Istilah sinkronik dan diakronik secara sederhana dapat dipahami sebagai suatu
analisis terhadap kosakata yang titik tekannya terhadap waktu atau sejarah kosakata
tersebut. istilah ini, menjelaskan tentang perkembangan suatu kosakata yang dipahami
oleh masyarakat tertentu pada masa tertentu. Sebab, suatu kosakata tidak hanya
sekedar susunan kata-kata namun juga membawa serta pandangan dunia, kultur dan
prasangka-prasangka masyarakat yang memakainya, Al-Qur’an sebagai kitab suci
umat muslim tidak dapat lepas dari unsur ini. Bagaimanapun, al-Qur’an mengandung
banyak kosakata yang tidak lahir dari ruang hampa. Kosakata dalam al-Qur’an
mengandung kesejarahan kosakata kaitannya dengan bahasa masyarakat pada masa
itu. Dalam pengertiannya, sinkronik adalah aspek kata yang tidak mengalami
perubahan baik dari segi konsep atau kata. kata yang tergolong singkronik ialah kata
yang sistem kata tersebut bersifat statis.
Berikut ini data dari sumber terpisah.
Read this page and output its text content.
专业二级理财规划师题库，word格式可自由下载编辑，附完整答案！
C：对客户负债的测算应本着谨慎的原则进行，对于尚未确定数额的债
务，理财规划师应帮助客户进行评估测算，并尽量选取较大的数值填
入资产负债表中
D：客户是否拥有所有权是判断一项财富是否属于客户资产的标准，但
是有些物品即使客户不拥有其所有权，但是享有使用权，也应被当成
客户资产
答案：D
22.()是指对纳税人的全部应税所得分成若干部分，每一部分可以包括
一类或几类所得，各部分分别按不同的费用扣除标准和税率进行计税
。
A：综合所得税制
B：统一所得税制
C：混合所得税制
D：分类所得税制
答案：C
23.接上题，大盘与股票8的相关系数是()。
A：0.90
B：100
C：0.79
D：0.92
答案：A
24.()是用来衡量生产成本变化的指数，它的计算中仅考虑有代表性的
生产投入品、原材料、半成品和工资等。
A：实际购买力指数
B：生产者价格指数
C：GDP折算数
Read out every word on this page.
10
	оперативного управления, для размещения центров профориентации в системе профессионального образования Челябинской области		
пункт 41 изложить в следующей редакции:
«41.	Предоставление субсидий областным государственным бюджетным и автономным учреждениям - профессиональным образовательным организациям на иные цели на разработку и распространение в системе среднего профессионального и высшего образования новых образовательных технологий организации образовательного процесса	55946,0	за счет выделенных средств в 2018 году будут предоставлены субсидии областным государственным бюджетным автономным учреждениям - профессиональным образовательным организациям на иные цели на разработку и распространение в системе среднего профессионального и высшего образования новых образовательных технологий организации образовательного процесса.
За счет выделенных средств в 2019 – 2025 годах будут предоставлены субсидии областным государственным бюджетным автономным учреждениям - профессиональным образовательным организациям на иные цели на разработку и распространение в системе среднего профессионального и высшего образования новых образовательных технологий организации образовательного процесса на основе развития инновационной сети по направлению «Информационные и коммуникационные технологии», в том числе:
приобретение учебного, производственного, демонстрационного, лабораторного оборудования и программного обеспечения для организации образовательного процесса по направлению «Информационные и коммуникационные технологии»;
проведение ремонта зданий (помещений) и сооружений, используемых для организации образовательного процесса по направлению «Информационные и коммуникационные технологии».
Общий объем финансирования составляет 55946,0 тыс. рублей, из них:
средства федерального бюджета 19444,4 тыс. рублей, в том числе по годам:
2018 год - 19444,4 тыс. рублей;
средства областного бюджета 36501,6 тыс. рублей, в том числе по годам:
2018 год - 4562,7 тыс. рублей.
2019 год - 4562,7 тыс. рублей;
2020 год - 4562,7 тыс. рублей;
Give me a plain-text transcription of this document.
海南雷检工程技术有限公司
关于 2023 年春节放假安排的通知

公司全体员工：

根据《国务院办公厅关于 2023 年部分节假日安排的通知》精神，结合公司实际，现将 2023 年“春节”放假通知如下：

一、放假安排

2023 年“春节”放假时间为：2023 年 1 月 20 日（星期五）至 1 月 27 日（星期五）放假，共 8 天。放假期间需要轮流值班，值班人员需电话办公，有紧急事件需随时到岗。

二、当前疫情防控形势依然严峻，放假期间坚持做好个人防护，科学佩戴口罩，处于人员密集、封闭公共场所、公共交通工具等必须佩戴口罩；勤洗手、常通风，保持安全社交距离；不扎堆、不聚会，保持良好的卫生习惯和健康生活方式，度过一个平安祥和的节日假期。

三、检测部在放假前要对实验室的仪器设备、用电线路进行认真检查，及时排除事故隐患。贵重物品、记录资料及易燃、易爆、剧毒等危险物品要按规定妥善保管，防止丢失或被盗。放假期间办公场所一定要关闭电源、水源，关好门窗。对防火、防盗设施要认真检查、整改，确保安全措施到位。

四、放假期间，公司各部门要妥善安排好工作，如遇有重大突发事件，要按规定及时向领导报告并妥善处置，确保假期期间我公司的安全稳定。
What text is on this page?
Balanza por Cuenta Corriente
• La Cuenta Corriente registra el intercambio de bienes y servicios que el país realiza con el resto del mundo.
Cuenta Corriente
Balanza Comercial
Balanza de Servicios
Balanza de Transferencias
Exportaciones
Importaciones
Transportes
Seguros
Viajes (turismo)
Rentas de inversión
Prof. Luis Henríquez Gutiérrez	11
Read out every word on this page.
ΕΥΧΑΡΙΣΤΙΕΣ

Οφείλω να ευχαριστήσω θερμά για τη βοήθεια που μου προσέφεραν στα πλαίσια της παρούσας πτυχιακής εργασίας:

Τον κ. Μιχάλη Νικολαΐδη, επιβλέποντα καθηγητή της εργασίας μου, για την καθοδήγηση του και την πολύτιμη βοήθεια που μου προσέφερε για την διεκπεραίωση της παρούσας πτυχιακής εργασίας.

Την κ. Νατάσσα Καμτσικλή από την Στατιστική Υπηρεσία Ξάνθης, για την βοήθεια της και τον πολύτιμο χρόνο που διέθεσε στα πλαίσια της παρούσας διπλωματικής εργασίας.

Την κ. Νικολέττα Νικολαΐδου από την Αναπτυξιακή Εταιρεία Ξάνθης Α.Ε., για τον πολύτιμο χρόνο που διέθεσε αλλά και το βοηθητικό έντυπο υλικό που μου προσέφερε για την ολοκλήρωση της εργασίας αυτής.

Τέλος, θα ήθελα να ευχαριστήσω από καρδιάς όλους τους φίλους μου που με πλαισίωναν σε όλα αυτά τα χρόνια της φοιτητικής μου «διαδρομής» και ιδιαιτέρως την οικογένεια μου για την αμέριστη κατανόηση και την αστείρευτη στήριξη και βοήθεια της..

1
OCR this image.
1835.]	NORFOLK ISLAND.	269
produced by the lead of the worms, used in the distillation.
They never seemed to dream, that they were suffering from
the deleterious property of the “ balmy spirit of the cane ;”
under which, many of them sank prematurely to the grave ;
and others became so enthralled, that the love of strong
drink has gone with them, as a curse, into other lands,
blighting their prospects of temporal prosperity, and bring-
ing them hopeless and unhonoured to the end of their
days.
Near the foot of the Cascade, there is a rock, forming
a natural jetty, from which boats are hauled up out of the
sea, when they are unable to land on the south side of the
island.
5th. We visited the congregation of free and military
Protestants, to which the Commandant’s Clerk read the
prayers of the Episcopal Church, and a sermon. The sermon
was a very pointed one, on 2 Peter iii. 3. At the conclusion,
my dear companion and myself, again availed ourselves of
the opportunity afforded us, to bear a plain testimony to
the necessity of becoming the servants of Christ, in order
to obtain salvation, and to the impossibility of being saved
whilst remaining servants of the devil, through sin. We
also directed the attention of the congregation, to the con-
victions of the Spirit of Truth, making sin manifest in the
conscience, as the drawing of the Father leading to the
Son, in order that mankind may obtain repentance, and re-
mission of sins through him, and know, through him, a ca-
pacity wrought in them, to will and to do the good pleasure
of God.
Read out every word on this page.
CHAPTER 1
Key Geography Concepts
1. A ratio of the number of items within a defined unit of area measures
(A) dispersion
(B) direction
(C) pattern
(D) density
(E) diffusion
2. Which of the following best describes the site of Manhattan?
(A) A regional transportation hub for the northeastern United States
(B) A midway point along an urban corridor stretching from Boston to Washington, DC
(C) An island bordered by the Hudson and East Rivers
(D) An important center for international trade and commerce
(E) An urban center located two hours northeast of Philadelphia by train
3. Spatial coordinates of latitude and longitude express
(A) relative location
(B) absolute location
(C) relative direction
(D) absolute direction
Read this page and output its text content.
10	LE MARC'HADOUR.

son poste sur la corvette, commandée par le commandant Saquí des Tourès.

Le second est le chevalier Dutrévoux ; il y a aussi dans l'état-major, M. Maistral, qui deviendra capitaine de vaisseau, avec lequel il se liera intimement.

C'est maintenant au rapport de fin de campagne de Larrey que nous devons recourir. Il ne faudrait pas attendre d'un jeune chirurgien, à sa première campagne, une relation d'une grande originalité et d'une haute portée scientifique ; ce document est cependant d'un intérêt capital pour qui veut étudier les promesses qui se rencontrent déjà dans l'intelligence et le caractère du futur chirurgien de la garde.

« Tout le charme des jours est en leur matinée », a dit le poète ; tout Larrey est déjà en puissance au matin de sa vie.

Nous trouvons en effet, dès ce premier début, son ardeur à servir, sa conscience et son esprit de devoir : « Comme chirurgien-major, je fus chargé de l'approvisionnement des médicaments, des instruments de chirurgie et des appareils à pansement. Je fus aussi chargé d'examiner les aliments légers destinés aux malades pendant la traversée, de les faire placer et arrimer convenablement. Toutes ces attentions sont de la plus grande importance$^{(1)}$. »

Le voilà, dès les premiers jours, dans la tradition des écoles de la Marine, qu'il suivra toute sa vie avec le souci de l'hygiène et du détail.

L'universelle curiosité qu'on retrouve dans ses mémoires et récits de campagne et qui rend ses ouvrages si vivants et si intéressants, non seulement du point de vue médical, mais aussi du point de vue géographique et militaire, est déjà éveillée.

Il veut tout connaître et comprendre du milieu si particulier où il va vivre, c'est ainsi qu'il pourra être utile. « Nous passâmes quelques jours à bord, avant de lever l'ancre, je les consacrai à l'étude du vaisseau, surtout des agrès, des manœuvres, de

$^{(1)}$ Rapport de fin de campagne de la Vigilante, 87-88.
Sedangkan diakronik adalah aspek kata yang mengalami perubahan dari


konsep atau kata tersebut. dengan demikian kosakata yang tergolong diakronik adalah
kosakata yang tumbuh dan berusaha bebas dengan cara sendiri yang khas. Toshihiko
Izutsu menyederhanakan analisis semantik historis kosakata ini dalam tiga periode
waktu, yaitu: pra Qur’anik, Qur’anik dan pasca Qur’anik.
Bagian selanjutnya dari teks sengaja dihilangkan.